Patients in the intervention arm reported a fatigue T-score of 57.6 (SD 9.5) at baseline vs. 60.2 (SD 9.0) for the control arm. After 6 months, the fatigue T-score in the intervention arm was significantly lower than in the control arm (54.5 vs. 59.9, mean difference = -5.4 [95%CI: -6.6 to -4.1], p<0.001) after adjustment for baseline fatigue score. Similar significant differences were observed at 3, 9, and 12 months between both arms. Moreover, the PF and QoL T-scores in the intervention arm were significantly better than those in the control arm over the study period. OS in the intervention arm was better than the control arm (OS rate at 12 months 88% vs. 85%, HR 0.71 [95%CI: 0.51 to 0.99], p=0.043).

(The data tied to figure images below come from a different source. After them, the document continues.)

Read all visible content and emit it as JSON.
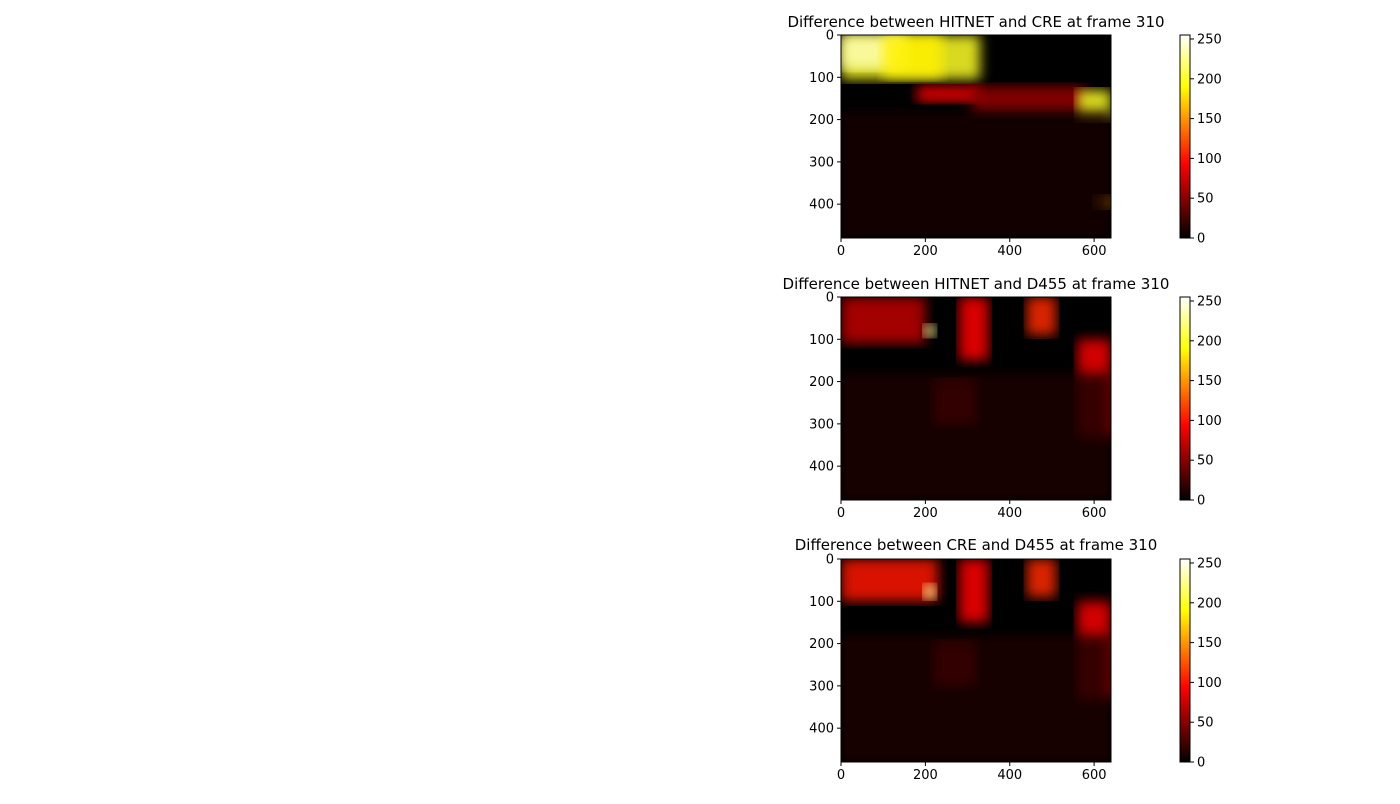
{
  "chart_data": [
    {
      "type": "heatmap",
      "title": "Difference between HITNET and CRE at frame 310",
      "x_ticks": [
        0,
        200,
        400,
        600
      ],
      "y_ticks": [
        0,
        100,
        200,
        300,
        400
      ],
      "xlim": [
        0,
        640
      ],
      "ylim": [
        480,
        0
      ],
      "colorbar": {
        "colormap": "hot",
        "range": [
          0,
          255
        ],
        "ticks": [
          0,
          50,
          100,
          150,
          200,
          250
        ]
      },
      "regions": [
        {
          "x": [
            0,
            330
          ],
          "y": [
            0,
            105
          ],
          "value": 200
        },
        {
          "x": [
            0,
            155
          ],
          "y": [
            0,
            80
          ],
          "value": 235
        },
        {
          "x": [
            100,
            240
          ],
          "y": [
            0,
            100
          ],
          "value": 185
        },
        {
          "x": [
            180,
            330
          ],
          "y": [
            120,
            160
          ],
          "value": 90
        },
        {
          "x": [
            310,
            580
          ],
          "y": [
            120,
            190
          ],
          "value": 55
        },
        {
          "x": [
            560,
            640
          ],
          "y": [
            130,
            200
          ],
          "value": 200
        },
        {
          "x": [
            600,
            640
          ],
          "y": [
            380,
            410
          ],
          "value": 160
        },
        {
          "x": [
            0,
            640
          ],
          "y": [
            180,
            480
          ],
          "value": 8
        }
      ]
    },
    {
      "type": "heatmap",
      "title": "Difference between HITNET and D455 at frame 310",
      "x_ticks": [
        0,
        200,
        400,
        600
      ],
      "y_ticks": [
        0,
        100,
        200,
        300,
        400
      ],
      "xlim": [
        0,
        640
      ],
      "ylim": [
        480,
        0
      ],
      "colorbar": {
        "colormap": "hot",
        "range": [
          0,
          255
        ],
        "ticks": [
          0,
          50,
          100,
          150,
          200,
          250
        ]
      },
      "regions": [
        {
          "x": [
            0,
            200
          ],
          "y": [
            0,
            110
          ],
          "value": 70
        },
        {
          "x": [
            195,
            225
          ],
          "y": [
            65,
            95
          ],
          "value": 230
        },
        {
          "x": [
            280,
            350
          ],
          "y": [
            0,
            150
          ],
          "value": 95
        },
        {
          "x": [
            440,
            510
          ],
          "y": [
            0,
            90
          ],
          "value": 110
        },
        {
          "x": [
            560,
            640
          ],
          "y": [
            100,
            330
          ],
          "value": 90
        },
        {
          "x": [
            220,
            320
          ],
          "y": [
            200,
            300
          ],
          "value": 80
        },
        {
          "x": [
            0,
            640
          ],
          "y": [
            180,
            480
          ],
          "value": 10
        }
      ]
    },
    {
      "type": "heatmap",
      "title": "Difference between CRE and D455 at frame 310",
      "x_ticks": [
        0,
        200,
        400,
        600
      ],
      "y_ticks": [
        0,
        100,
        200,
        300,
        400
      ],
      "xlim": [
        0,
        640
      ],
      "ylim": [
        480,
        0
      ],
      "colorbar": {
        "colormap": "hot",
        "range": [
          0,
          255
        ],
        "ticks": [
          0,
          50,
          100,
          150,
          200,
          250
        ]
      },
      "regions": [
        {
          "x": [
            0,
            230
          ],
          "y": [
            0,
            100
          ],
          "value": 100
        },
        {
          "x": [
            195,
            225
          ],
          "y": [
            60,
            95
          ],
          "value": 230
        },
        {
          "x": [
            280,
            350
          ],
          "y": [
            0,
            150
          ],
          "value": 95
        },
        {
          "x": [
            440,
            510
          ],
          "y": [
            0,
            90
          ],
          "value": 110
        },
        {
          "x": [
            560,
            640
          ],
          "y": [
            100,
            330
          ],
          "value": 90
        },
        {
          "x": [
            220,
            320
          ],
          "y": [
            200,
            300
          ],
          "value": 80
        },
        {
          "x": [
            0,
            640
          ],
          "y": [
            180,
            480
          ],
          "value": 10
        }
      ]
    }
  ]
}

Additionally, similar results were observed in patients with visceral metastases (HR 0.46 [95%CI: 0.12 to 1.82]) and patients with HR+/Her2- (HR 0.71 [95%CI: 0.48 to 1.04]).
Conclusions:
Our study provides further evidence that integrating alerts based on PRO monitoring into routine care of advanced breast cancer patients leads to improved symptom control and better functioning scores. Alert-based PRO monitoring significantly decreased levels of fatigue, improved physical functioning and overall quality of life. A benefit in overall survival was observed in the intervention as well as in a subgroup-specific analysis. Based on these findings PRO monitoring should become standard of care for advanced breast cancer patients.